Robert Seacord 00:42:05 And so that situation is sort of known as resource exhaustion. And one form of attack is denial of service attack by resource exhaustion, right? Where an attacker finds a memory leak in your system, exploits that to exhaust your memory. And now it appears that your server is operational, but actually it’s no longer serving requests because it’s out of memory and it can’t function properly. So out of memory, failing to properly deallocate storage when it’s no longer required, can lead to those sorts of denial of service attacks. The other problem is you can accidentally release the same storage multiple times. And that’s often referred to as double free vulnerability. Double free vulnerability is, it looks a little bit different, but it can have the same consequence as a buffer from the heap, which is that an attacker could exploit that to execute arbitrary code. So double free is also quite dangerous sort of coding error.

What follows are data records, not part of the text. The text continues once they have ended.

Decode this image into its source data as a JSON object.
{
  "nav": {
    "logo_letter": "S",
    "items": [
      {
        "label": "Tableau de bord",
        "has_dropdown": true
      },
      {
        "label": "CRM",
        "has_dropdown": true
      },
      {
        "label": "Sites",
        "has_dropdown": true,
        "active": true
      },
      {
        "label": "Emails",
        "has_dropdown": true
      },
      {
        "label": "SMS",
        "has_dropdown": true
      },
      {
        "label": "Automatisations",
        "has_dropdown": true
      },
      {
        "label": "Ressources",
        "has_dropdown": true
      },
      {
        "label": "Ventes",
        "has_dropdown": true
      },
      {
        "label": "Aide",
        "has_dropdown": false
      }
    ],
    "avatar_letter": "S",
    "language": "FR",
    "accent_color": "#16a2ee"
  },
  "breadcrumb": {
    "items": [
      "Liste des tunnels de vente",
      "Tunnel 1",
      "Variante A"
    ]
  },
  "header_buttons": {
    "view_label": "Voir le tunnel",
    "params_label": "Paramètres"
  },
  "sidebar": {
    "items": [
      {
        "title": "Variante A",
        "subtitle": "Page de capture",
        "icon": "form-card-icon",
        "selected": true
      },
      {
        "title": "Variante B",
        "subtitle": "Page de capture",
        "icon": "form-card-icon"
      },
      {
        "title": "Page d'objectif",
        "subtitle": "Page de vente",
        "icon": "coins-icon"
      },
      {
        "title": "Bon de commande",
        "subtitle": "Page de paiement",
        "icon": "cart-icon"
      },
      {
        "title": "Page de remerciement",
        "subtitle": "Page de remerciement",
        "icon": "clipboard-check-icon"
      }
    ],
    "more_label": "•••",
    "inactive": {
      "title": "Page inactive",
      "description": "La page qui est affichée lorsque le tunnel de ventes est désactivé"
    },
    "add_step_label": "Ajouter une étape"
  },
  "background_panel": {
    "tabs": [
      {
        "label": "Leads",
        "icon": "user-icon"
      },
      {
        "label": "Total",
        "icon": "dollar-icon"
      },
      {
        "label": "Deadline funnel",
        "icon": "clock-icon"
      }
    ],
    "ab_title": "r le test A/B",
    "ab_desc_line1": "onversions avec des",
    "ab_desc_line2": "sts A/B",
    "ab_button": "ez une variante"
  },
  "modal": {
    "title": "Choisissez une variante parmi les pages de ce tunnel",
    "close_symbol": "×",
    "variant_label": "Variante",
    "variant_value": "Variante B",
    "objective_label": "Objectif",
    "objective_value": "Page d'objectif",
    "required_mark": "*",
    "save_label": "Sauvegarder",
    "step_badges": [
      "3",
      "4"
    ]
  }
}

Gavin Henry 00:43:17 Would you be able to give an example of, I know it’s hard because it depends on the program on implementation of where it’s running and things, as far as I understand it. But how can an attacker exploit what you just explained with a double free, or an over or under on how did they get this code. Is it assembling language that they put in the code and they inject that into this memory of area, area of memory? Or what does that look like?
Robert Seacord 00:43:45 So if we just discussed just sort of a basic exploit
Gavin Henry 00:43:53 Put in your name or something, I donít know, something really.
Robert Seacord 00:43:57 Yeah. In independent of the error, what can happen is an attacker can inject executable instructions into your process memory, and it can really do that on any input operation and there’s valid, there’s executable codes, it looks like valid ASCII. Executable codes that looks like valid UTF strings. So whatever type of string you’re inputting, it’s always a good idea to validate that string to the extent possible, but sometimes you just can’t, sometimes it’s just kind of a string data.
Gavin Henry 00:44:38 That thing you really got a good section in your Effective C book on validating the program arguments on the commodity. I find it really extensive.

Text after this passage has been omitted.